Sem gasolina e com o transporte público paralisado, a adaptação consiste em um compartimento metálico na traseira do veículo onde o carvão é queimado para gerar gás, que alimenta o motor. Essa alternativa rudimentar surge em um cenário onde o envio de petróleo da Venezuela foi interrompido por sanções e crises logísticas, deixando a ilha em um apagão quase permanente.

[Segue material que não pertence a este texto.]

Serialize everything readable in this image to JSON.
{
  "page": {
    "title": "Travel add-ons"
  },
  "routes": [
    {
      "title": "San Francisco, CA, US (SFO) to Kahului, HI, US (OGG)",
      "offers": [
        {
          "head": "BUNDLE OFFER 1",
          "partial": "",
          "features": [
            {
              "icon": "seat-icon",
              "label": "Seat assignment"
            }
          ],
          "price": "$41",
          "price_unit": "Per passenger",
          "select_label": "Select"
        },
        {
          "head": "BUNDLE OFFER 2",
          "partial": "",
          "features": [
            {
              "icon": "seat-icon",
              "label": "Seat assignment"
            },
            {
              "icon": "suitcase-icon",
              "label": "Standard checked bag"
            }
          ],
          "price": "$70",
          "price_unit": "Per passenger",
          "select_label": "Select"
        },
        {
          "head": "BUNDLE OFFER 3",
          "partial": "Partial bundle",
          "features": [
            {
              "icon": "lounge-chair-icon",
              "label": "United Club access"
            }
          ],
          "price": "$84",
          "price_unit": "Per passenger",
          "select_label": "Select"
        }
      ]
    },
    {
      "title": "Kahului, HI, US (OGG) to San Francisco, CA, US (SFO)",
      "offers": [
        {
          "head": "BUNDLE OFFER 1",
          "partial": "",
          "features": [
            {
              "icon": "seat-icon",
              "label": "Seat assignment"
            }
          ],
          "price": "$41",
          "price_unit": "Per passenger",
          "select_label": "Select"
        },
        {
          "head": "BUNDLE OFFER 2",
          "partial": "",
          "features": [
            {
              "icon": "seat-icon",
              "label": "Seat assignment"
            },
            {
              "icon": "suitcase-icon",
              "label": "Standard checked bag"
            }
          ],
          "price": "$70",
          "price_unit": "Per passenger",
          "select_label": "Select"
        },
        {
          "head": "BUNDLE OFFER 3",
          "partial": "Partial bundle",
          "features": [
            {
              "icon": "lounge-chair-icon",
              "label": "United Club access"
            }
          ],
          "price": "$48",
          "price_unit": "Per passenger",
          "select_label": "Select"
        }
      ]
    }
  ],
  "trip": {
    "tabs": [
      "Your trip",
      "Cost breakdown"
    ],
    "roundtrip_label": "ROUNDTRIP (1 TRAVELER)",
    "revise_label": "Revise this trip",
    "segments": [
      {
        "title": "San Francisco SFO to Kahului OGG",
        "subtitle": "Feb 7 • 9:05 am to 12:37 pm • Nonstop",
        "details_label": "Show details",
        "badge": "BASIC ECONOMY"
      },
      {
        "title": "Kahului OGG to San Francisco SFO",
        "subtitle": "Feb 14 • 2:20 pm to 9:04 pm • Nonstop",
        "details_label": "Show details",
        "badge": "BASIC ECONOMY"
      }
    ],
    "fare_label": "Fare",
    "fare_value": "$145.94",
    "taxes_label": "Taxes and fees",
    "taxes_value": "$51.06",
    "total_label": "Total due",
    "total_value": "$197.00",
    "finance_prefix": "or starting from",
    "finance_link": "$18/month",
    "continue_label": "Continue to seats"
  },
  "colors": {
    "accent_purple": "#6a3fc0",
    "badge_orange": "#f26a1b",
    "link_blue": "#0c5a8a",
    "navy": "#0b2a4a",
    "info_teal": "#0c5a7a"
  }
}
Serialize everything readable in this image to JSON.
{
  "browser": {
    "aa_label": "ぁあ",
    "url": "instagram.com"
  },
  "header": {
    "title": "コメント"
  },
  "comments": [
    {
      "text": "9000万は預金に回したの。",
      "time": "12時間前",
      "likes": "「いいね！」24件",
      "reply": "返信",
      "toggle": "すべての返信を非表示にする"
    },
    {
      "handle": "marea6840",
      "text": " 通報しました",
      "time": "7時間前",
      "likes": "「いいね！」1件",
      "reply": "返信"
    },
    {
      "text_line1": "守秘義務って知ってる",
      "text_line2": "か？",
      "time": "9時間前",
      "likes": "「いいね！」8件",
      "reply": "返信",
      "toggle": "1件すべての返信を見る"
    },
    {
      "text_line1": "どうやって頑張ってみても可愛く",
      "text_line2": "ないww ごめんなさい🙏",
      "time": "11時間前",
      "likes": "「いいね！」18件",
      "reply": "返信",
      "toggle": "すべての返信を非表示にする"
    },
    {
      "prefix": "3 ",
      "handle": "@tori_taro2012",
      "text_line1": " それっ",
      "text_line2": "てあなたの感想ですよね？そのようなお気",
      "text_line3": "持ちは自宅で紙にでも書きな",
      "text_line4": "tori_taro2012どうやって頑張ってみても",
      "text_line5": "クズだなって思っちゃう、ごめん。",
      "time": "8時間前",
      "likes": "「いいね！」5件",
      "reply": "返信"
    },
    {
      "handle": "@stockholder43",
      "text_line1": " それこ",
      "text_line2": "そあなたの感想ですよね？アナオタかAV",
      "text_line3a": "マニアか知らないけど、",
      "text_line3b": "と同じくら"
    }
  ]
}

Impacto na Infraestrutura e Cotidiano
A falta de combustível gerou um efeito dominó que paralisou até os serviços básicos:
Saneamento: Caminhões de lixo estão parados por falta de diesel, causando acúmulo de resíduos nas ruas.
Abastecimento de Água: As estações de bombeamento, dependentes de energia, param de funcionar, deixando bairros inteiros sem água por dias.
Economia: Contratos de trabalho foram congelados e lojas fechadas devido à impossibilidade de operar sem luz ou transporte para os funcionários.
Resiliência sob Pressão
Especialistas apontam que, embora a criatividade cubana seja histórica, o cenário atual é de esgotamento mental e físico. Relatos de moradores descrevem uma rotina de incertezas, onde o preparo de uma refeição simples ou o trajeto para o trabalho exigem manobras extremas, como o uso de bicicletas ou veículos a carvão. A escuridão total, que antes atingia apenas o interior, agora é a regra inclusive nos bairros nobres da capital, consolidando a pior crise das últimas décadas na ilha.